Snoken · 22/10/2022 07:03

He does sound like a tricky character, but you also sound incredibly passive when it comes to your own life choices and you have allowed him to call all the shots for some reason, and they were never going to in your favour. Even in a marriage each spouse has to look out for themselves and make longterm plans to make sure they will be ok with or without the other person.

I don’t know your age, but regardless you need to start prioritising yourself now and get back on the job market, save like crazy for your retirement and leave your husband. If he’s retiring he can take over the caring for your disabled child too.

Ogwen · 22/10/2022 07:10

She's 55

Dox9 · 22/10/2022 07:13

Op you have facilitated his life decisions for 30 years at the expense of yourself as an individual. This time is no different and he's just the same selfish man as always. If you stay married, I bet he will get very controlling with money once there isn't much coming in. Take what you can now.

Ogwen · 22/10/2022 07:14

Sorry OP, I don't have much advice because I would have left him 8 years ago when he stopped you going back to work.

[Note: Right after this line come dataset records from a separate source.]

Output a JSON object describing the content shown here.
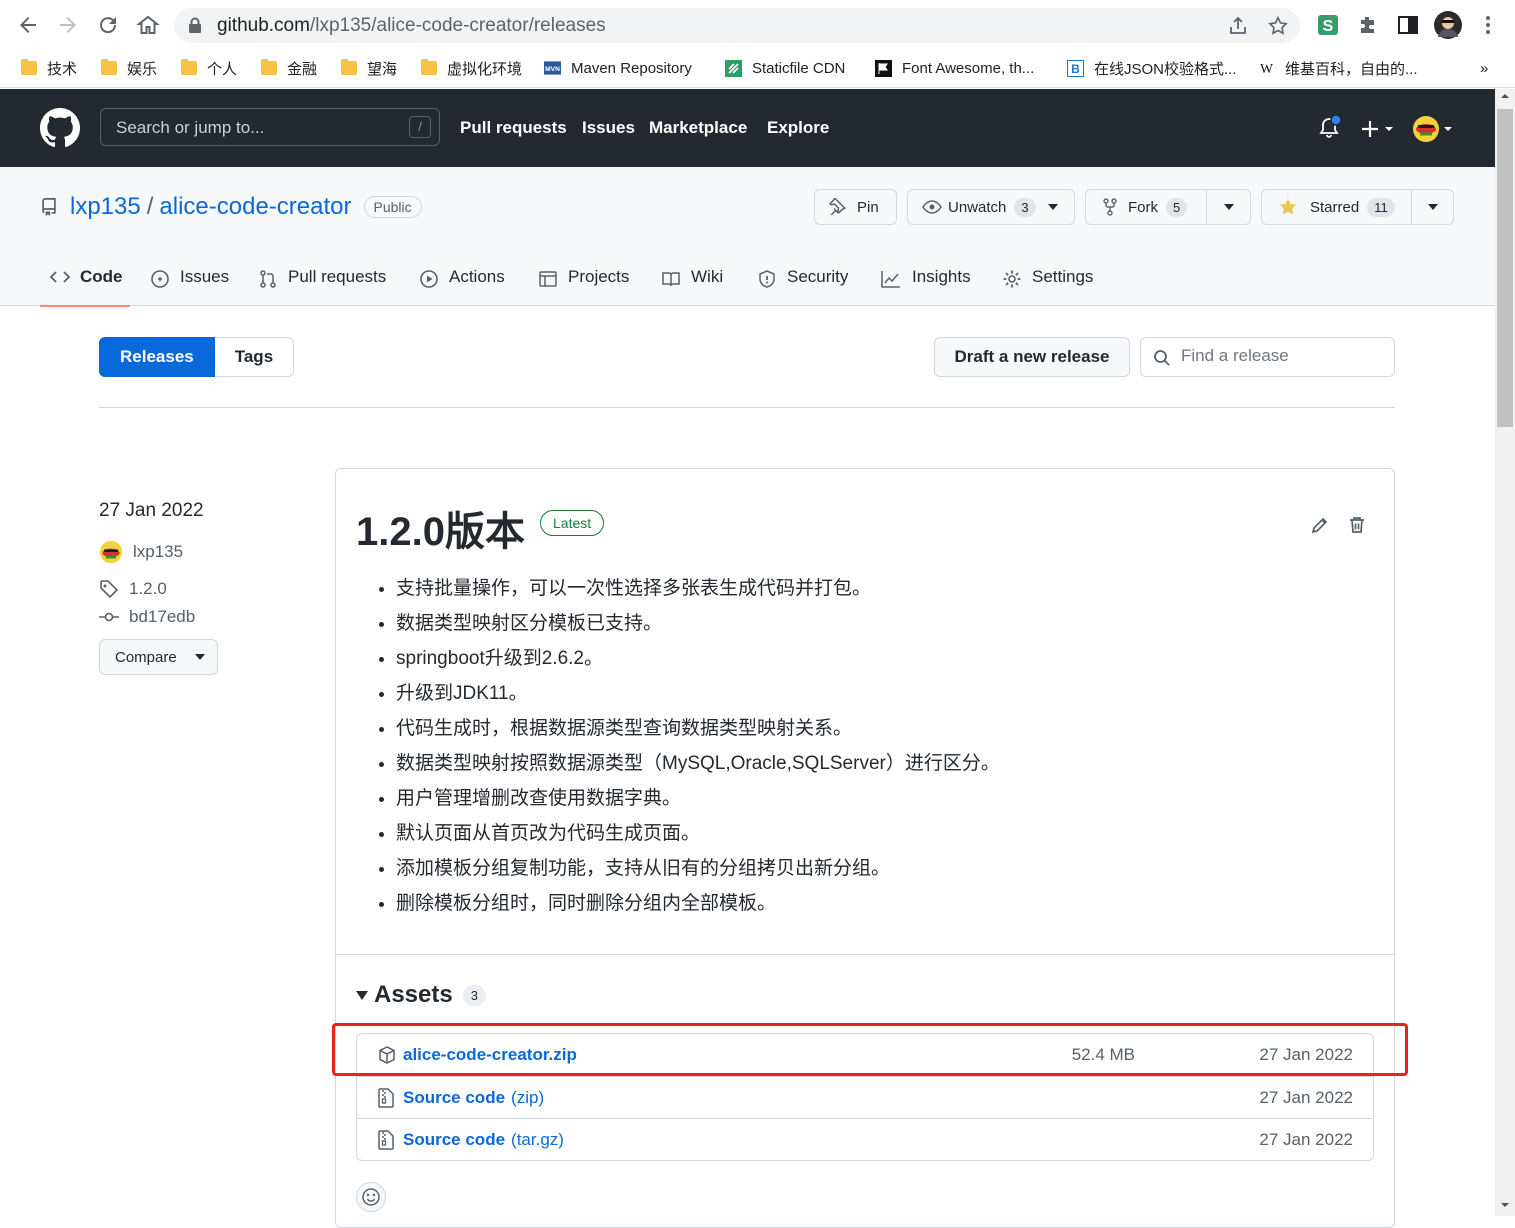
{
  "browser": {
    "url_host": "github.com",
    "url_path": "/lxp135/alice-code-creator/releases",
    "bookmarks": [
      {
        "label": "技术",
        "icon": "folder-icon"
      },
      {
        "label": "娱乐",
        "icon": "folder-icon"
      },
      {
        "label": "个人",
        "icon": "folder-icon"
      },
      {
        "label": "金融",
        "icon": "folder-icon"
      },
      {
        "label": "望海",
        "icon": "folder-icon"
      },
      {
        "label": "虚拟化环境",
        "icon": "folder-icon"
      },
      {
        "label": "Maven Repository",
        "icon": "maven-icon"
      },
      {
        "label": "Staticfile CDN",
        "icon": "staticfile-icon"
      },
      {
        "label": "Font Awesome, th...",
        "icon": "flag-icon"
      },
      {
        "label": "在线JSON校验格式...",
        "icon": "bejson-icon"
      },
      {
        "label": "维基百科，自由的...",
        "icon": "wikipedia-icon"
      }
    ],
    "more_bookmarks": "»"
  },
  "gh_header": {
    "search_placeholder": "Search or jump to...",
    "search_shortcut": "/",
    "nav": [
      "Pull requests",
      "Issues",
      "Marketplace",
      "Explore"
    ]
  },
  "repo": {
    "owner": "lxp135",
    "name": "alice-code-creator",
    "visibility": "Public",
    "pin_label": "Pin",
    "unwatch_label": "Unwatch",
    "watch_count": "3",
    "fork_label": "Fork",
    "fork_count": "5",
    "starred_label": "Starred",
    "star_count": "11",
    "tabs": [
      "Code",
      "Issues",
      "Pull requests",
      "Actions",
      "Projects",
      "Wiki",
      "Security",
      "Insights",
      "Settings"
    ]
  },
  "releases_page": {
    "tab_releases": "Releases",
    "tab_tags": "Tags",
    "draft_label": "Draft a new release",
    "find_placeholder": "Find a release"
  },
  "release": {
    "date": "27 Jan 2022",
    "author": "lxp135",
    "tag": "1.2.0",
    "commit": "bd17edb",
    "compare_label": "Compare",
    "title": "1.2.0版本",
    "latest_label": "Latest",
    "notes": [
      "支持批量操作，可以一次性选择多张表生成代码并打包。",
      "数据类型映射区分模板已支持。",
      "springboot升级到2.6.2。",
      "升级到JDK11。",
      "代码生成时，根据数据源类型查询数据类型映射关系。",
      "数据类型映射按照数据源类型（MySQL,Oracle,SQLServer）进行区分。",
      "用户管理增删改查使用数据字典。",
      "默认页面从首页改为代码生成页面。",
      "添加模板分组复制功能，支持从旧有的分组拷贝出新分组。",
      "删除模板分组时，同时删除分组内全部模板。"
    ],
    "assets_label": "Assets",
    "assets_count": "3",
    "assets": [
      {
        "name": "alice-code-creator.zip",
        "ext": "",
        "size": "52.4 MB",
        "date": "27 Jan 2022",
        "icon": "package-icon"
      },
      {
        "name": "Source code",
        "ext": "(zip)",
        "size": "",
        "date": "27 Jan 2022",
        "icon": "file-zip-icon"
      },
      {
        "name": "Source code",
        "ext": "(tar.gz)",
        "size": "",
        "date": "27 Jan 2022",
        "icon": "file-zip-icon"
      }
    ]
  },
  "colors": {
    "header_bg": "#24292f",
    "link": "#0969da",
    "latest_green": "#1a7f37",
    "tab_underline": "#fd8c73",
    "highlight_box": "#e8241c"
  }
}
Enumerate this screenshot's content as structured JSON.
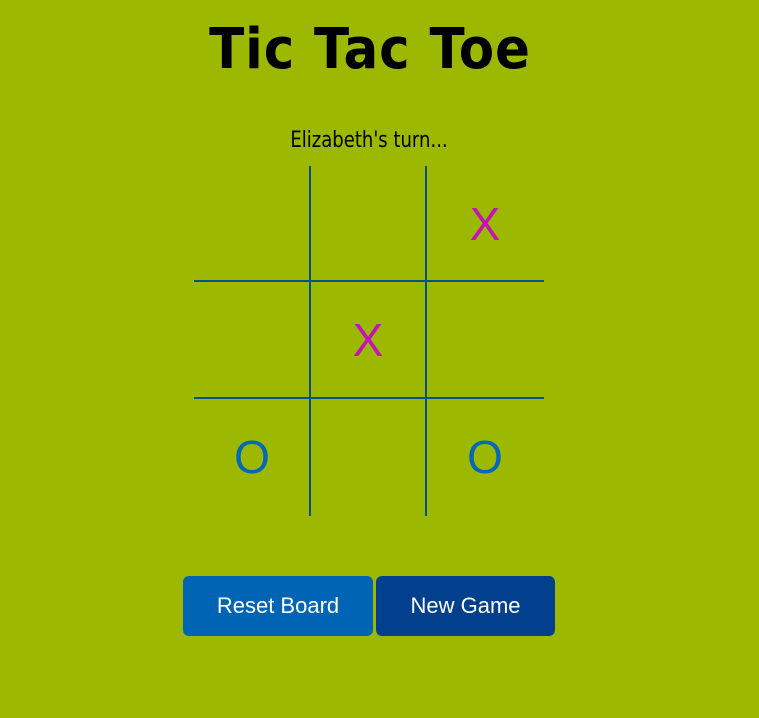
{
  "title": "Tic Tac Toe",
  "status": "Elizabeth's turn...",
  "colors": {
    "background": "#9db800",
    "grid": "#0b4f8a",
    "x_mark": "#c414b4",
    "o_mark": "#0068b8",
    "reset_button": "#0064b4",
    "new_game_button": "#023f8c"
  },
  "board": {
    "cells": [
      "",
      "",
      "X",
      "",
      "X",
      "",
      "O",
      "",
      "O"
    ]
  },
  "buttons": {
    "reset_label": "Reset Board",
    "new_game_label": "New Game"
  }
}
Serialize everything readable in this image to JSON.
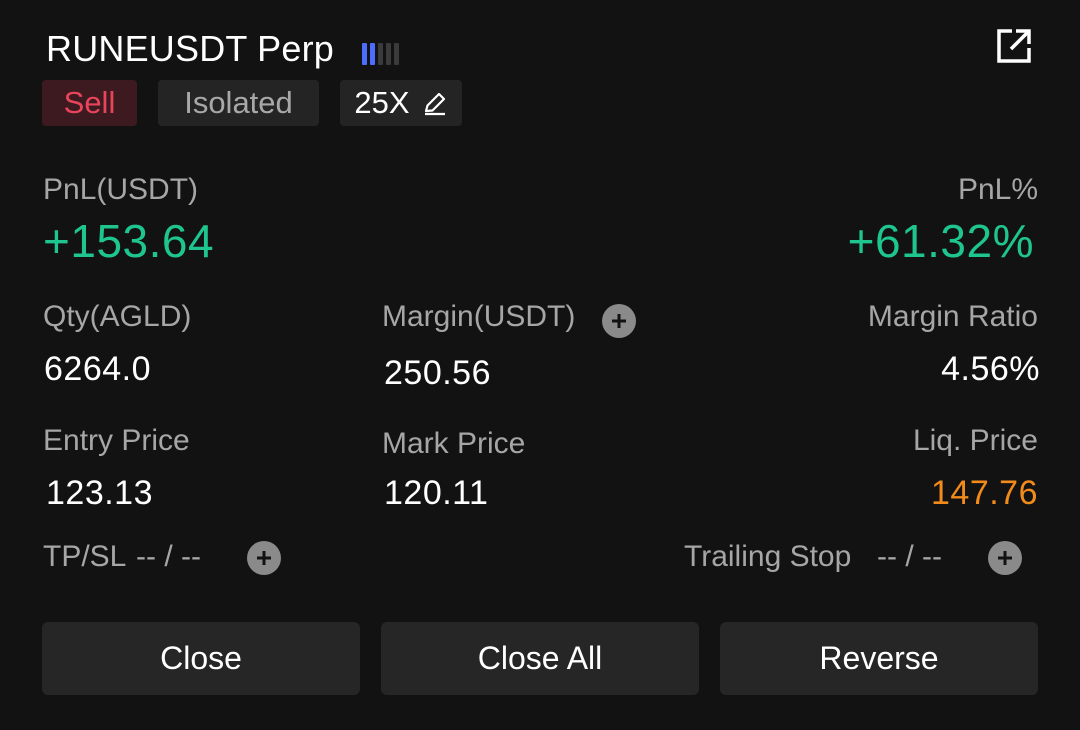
{
  "header": {
    "title": "RUNEUSDT Perp",
    "signal_icon": "signal-bars-icon",
    "signal_level": 2,
    "signal_colors": {
      "active": "#4d6dff",
      "inactive": "#3a3a3a"
    },
    "share_icon": "share-external-icon"
  },
  "tags": {
    "side": "Sell",
    "margin_mode": "Isolated",
    "leverage": "25X",
    "leverage_icon": "edit-pencil-icon"
  },
  "pnl": {
    "label": "PnL(USDT)",
    "value": "+153.64",
    "pct_label": "PnL%",
    "pct_value": "+61.32%"
  },
  "stats": {
    "qty_label": "Qty(AGLD)",
    "qty_value": "6264.0",
    "margin_label": "Margin(USDT)",
    "margin_value": "250.56",
    "margin_ratio_label": "Margin Ratio",
    "margin_ratio_value": "4.56%",
    "entry_label": "Entry Price",
    "entry_value": "123.13",
    "mark_label": "Mark Price",
    "mark_value": "120.11",
    "liq_label": "Liq. Price",
    "liq_value": "147.76"
  },
  "orders": {
    "tpsl_label": "TP/SL",
    "tpsl_value": "-- / --",
    "trailing_label": "Trailing Stop",
    "trailing_value": "-- / --"
  },
  "actions": {
    "close": "Close",
    "close_all": "Close All",
    "reverse": "Reverse"
  },
  "colors": {
    "background": "#121212",
    "profit_green": "#1fc58e",
    "sell_red": "#e8455c",
    "liq_orange": "#f28b1c"
  }
}
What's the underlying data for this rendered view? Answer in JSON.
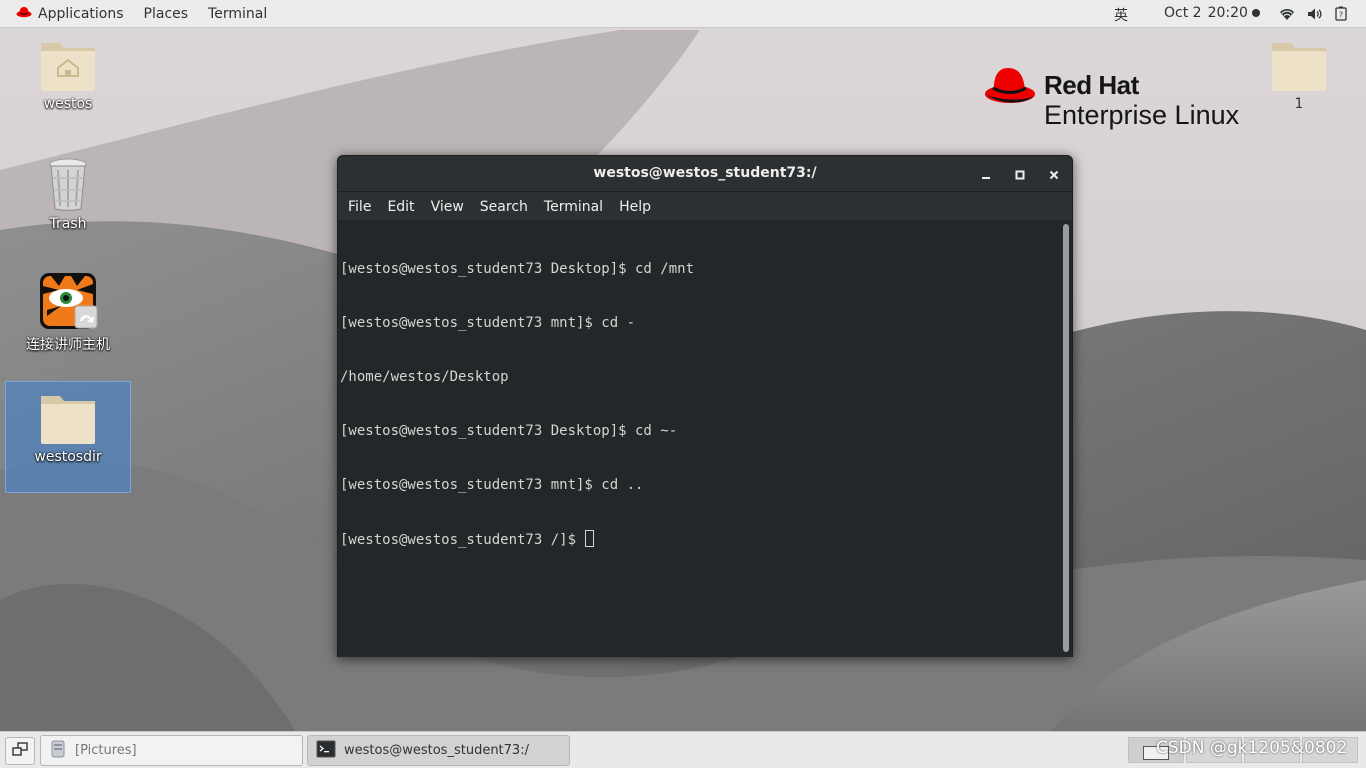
{
  "topbar": {
    "applications": "Applications",
    "places": "Places",
    "terminal": "Terminal",
    "ime": "英",
    "date": "Oct 2",
    "time": "20:20",
    "icons": [
      "wifi-icon",
      "volume-icon",
      "power-icon"
    ]
  },
  "desktop": {
    "icons": [
      {
        "label": "westos",
        "icon": "home-folder-icon"
      },
      {
        "label": "Trash",
        "icon": "trash-icon"
      },
      {
        "label": "连接讲师主机",
        "icon": "tiger-app-icon"
      },
      {
        "label": "westosdir",
        "icon": "folder-icon",
        "selected": true
      },
      {
        "label": "1",
        "icon": "folder-icon"
      }
    ]
  },
  "logo": {
    "line1": "Red Hat",
    "line2": "Enterprise Linux",
    "color": "#ee0000"
  },
  "terminal": {
    "title": "westos@westos_student73:/",
    "menu": [
      "File",
      "Edit",
      "View",
      "Search",
      "Terminal",
      "Help"
    ],
    "lines": [
      "[westos@westos_student73 Desktop]$ cd /mnt",
      "[westos@westos_student73 mnt]$ cd -",
      "/home/westos/Desktop",
      "[westos@westos_student73 Desktop]$ cd ~-",
      "[westos@westos_student73 mnt]$ cd ..",
      "[westos@westos_student73 /]$ "
    ]
  },
  "taskbar": {
    "tasks": [
      {
        "label": "[Pictures]",
        "icon": "file-manager-icon",
        "active": false
      },
      {
        "label": "westos@westos_student73:/",
        "icon": "terminal-icon",
        "active": true
      }
    ],
    "watermark": "CSDN @gk1205&0802"
  }
}
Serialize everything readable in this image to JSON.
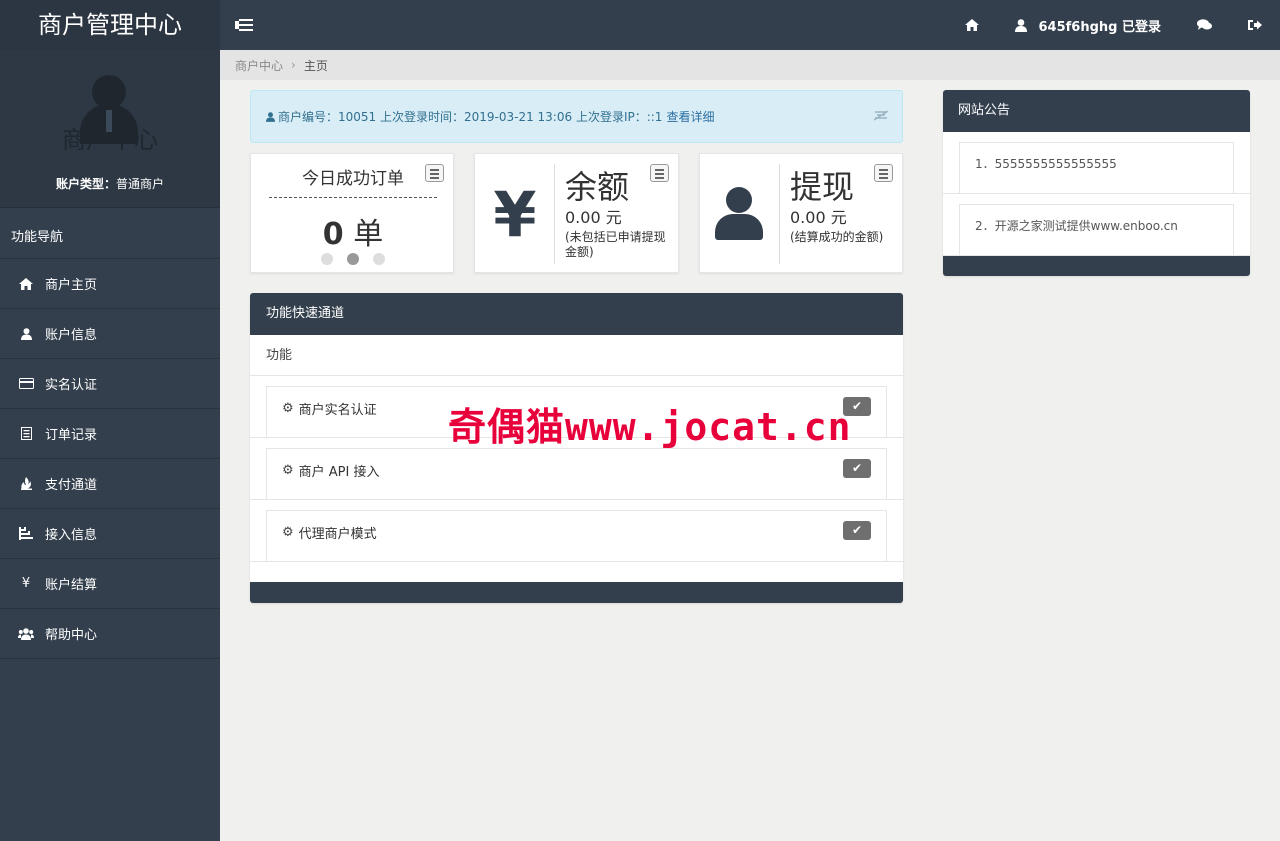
{
  "app": {
    "title": "商户管理中心"
  },
  "topbar": {
    "username": "645f6hghg 已登录"
  },
  "sidebar": {
    "profile_label": "商户中心",
    "account_type_label": "账户类型：",
    "account_type_value": "普通商户",
    "nav_title": "功能导航",
    "items": [
      {
        "label": "商户主页",
        "icon": "home-icon"
      },
      {
        "label": "账户信息",
        "icon": "user-icon"
      },
      {
        "label": "实名认证",
        "icon": "credit-card-icon"
      },
      {
        "label": "订单记录",
        "icon": "list-icon"
      },
      {
        "label": "支付通道",
        "icon": "fire-icon"
      },
      {
        "label": "接入信息",
        "icon": "tree-icon"
      },
      {
        "label": "账户结算",
        "icon": "yen-icon"
      },
      {
        "label": "帮助中心",
        "icon": "users-icon"
      }
    ]
  },
  "breadcrumb": {
    "parent": "商户中心",
    "current": "主页"
  },
  "infobar": {
    "text": "商户编号：10051 上次登录时间：2019-03-21 13:06 上次登录IP：::1",
    "link": "查看详细"
  },
  "stats": {
    "orders": {
      "title": "今日成功订单",
      "count": "0",
      "unit": "单"
    },
    "balance": {
      "glyph": "¥",
      "title": "余额",
      "amount": "0.00 元",
      "note": "(未包括已申请提现金额)"
    },
    "withdraw": {
      "title": "提现",
      "amount": "0.00 元",
      "note": "(结算成功的金额)"
    }
  },
  "functions": {
    "title": "功能快速通道",
    "subtitle": "功能",
    "items": [
      {
        "label": "商户实名认证"
      },
      {
        "label": "商户 API 接入"
      },
      {
        "label": "代理商户模式"
      }
    ]
  },
  "notice": {
    "title": "网站公告",
    "items": [
      {
        "text": "1．5555555555555555"
      },
      {
        "text": "2．开源之家测试提供www.enboo.cn"
      }
    ]
  },
  "watermark": "奇偶猫www.jocat.cn",
  "colors": {
    "dark": "#333f4c",
    "info_bg": "#d9edf7",
    "watermark": "#e8003a"
  }
}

MavisChunch29 · 22/10/2022 07:18

I'd have divorced him for getting drunk eery day 25 years ago. Don't waste any more of your life on this disgraceful individual, would be my advice.

MrsLargeEmbodied · 22/10/2022 07:19

go out to work, go out to a hobby, so you dont hav to face this retired man everyday

MrsLargeEmbodied · 22/10/2022 07:23

please leave him

TTCBBY3 · 22/10/2022 07:23

I'm actually just grateful that someone @Obbydoo on MN can actually recognise that all women are NOT completely blameless in every single situation, and that OP @nowwhatnext has enough enough self awareness to accept her comments graciously.

OP you've accepted yourself that you gave up the idea of working without much of a fuss. I am a SAHM to two pre schoolers (with another on the way) and I have no desire to work. My husband earns very well, enough to support us without me needing to work and he makes no secret of the fact that me going to work would make his life a lot harder. So me not working is "mutually beneficial" so to speak.

The issue here is that you're blaming each other for the situation you now find yourself in, when actually it's something you both decided worked for you at the time and you need to accept that times have changed and you must both adapt, without playing the blame game and finding reasons for the other to hold responsibility. He cannot retire, whether he wants to or not. He can get a less stressful lower paid job and you can get a similar job and share the financial burden. There's no reason for either of you to lay around while the other works their arse off unwillingly.